The extent of cross-linking in polyethylene is proportional to the absorbed dose of radiation. Historically, polyethylene bearings were gamma sterilized at a dose of 25 to 40 kGy. This dose resulted in the formation of some cross-links. Saturation of cross-linking was achieved only at approximately 100 kGy of absorbed dose. Today, cross-linked polyethylenes are processed with a total dose ranging from 50 to 105 kGy, depending on the manufacturer.¹⁵ In general, increasing the dose provides a proportional improvement in wear resistance, as quantified by a hip simulator, with diminished benefits observed above 100 kGy.^19,²⁰ The precise reasons why cross-linking improves wear resistance are still not completely understood but are thought to derive mostly from the improved resistance to uniaxial orientation that accompanies cross-linking.^21,²² The dominant wear mechanism for polyethylene in hips involves preferential orientation, followed by debris formation resulting from cross-shear.²³ Because cross-linking makes it more difficult for the material to become oriented preferentially, the usual wear mechanism in hip replacements is disrupted.

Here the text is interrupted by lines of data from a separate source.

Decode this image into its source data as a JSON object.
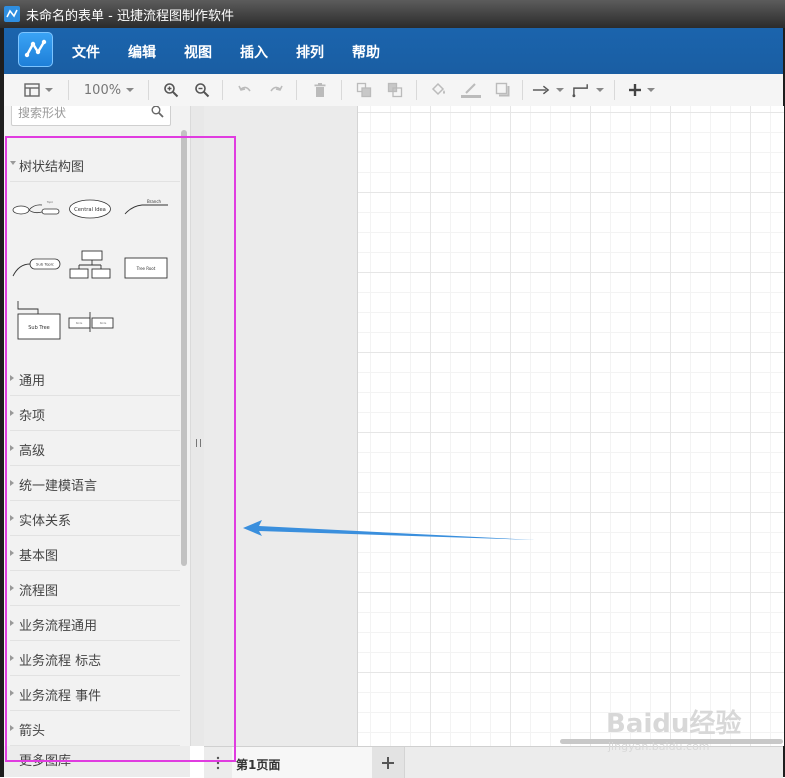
{
  "window": {
    "title": "未命名的表单 - 迅捷流程图制作软件"
  },
  "menu": {
    "items": [
      {
        "label": "文件"
      },
      {
        "label": "编辑"
      },
      {
        "label": "视图"
      },
      {
        "label": "插入"
      },
      {
        "label": "排列"
      },
      {
        "label": "帮助"
      }
    ]
  },
  "toolbar": {
    "zoom": "100%",
    "icons": [
      "page-view-icon",
      "zoom-in-icon",
      "zoom-out-icon",
      "undo-icon",
      "redo-icon",
      "delete-icon",
      "to-front-icon",
      "to-back-icon",
      "fill-color-icon",
      "line-color-icon",
      "shadow-icon",
      "connection-icon",
      "waypoints-icon",
      "insert-plus-icon"
    ]
  },
  "sidebar": {
    "search_placeholder": "搜索形状",
    "open_section": {
      "label": "树状结构图"
    },
    "tree_shapes": [
      {
        "name": "mind-map-shape",
        "label": ""
      },
      {
        "name": "central-idea-shape",
        "label": "Central Idea"
      },
      {
        "name": "branch-shape",
        "label": "Branch"
      },
      {
        "name": "sub-topic-shape",
        "label": "Sub Topic"
      },
      {
        "name": "org-chart-shape",
        "label": ""
      },
      {
        "name": "tree-root-shape",
        "label": "Tree Root"
      },
      {
        "name": "sub-tree-shape",
        "label": "Sub Tree"
      },
      {
        "name": "horizontal-tree-shape",
        "label": ""
      }
    ],
    "sections": [
      {
        "label": "通用"
      },
      {
        "label": "杂项"
      },
      {
        "label": "高级"
      },
      {
        "label": "统一建模语言"
      },
      {
        "label": "实体关系"
      },
      {
        "label": "基本图"
      },
      {
        "label": "流程图"
      },
      {
        "label": "业务流程通用"
      },
      {
        "label": "业务流程 标志"
      },
      {
        "label": "业务流程 事件"
      },
      {
        "label": "箭头"
      }
    ],
    "more_libraries": "更多图库"
  },
  "bottom": {
    "page_tab": "第1页面",
    "add_page": "+"
  },
  "watermark": {
    "line1": "Baidu经验",
    "line2": "jingyan.baidu.com"
  },
  "colors": {
    "menubar": "#1a5ea3",
    "highlight": "#e03ce0",
    "annotation_arrow": "#3a8fdd"
  }
}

One choice an implant designer has to make is the method of cross-linking (e.g., gamma versus electron beam radiation). If irradiation is to be carried out using electron beam irradiation, the designer must consider the additional factor of irradiation temperature, because the rate of energy dissipation increases the temperature above the melting temperature.²⁰ Of the five major orthopedic manufacturers currently producing cross-linked polyethylene implants, one has chosen electron beam irradiation, whereas the other four use gamma radiation cross-linking.

Although resistance to multiaxial deformation is desirable for wear resistance in a hip application, cross-linking reduces the ductility and resistance of polyethylene to uniaxial tension. The resistance of polyethylene to fatigue and fracture also decreases with increased dose.²⁴^–²⁶ Therefore the dose of a cross-linked material is chosen with not only wear resistance in mind, but also the impact the dose will have on other desirable mechanical properties, such as ductility and fracture resistance. Because cross-linking improves certain properties at the expense of others, developers of orthopedic implants must balance cross-linking with the desire to maintain mechanical properties and/or oxidation resistance.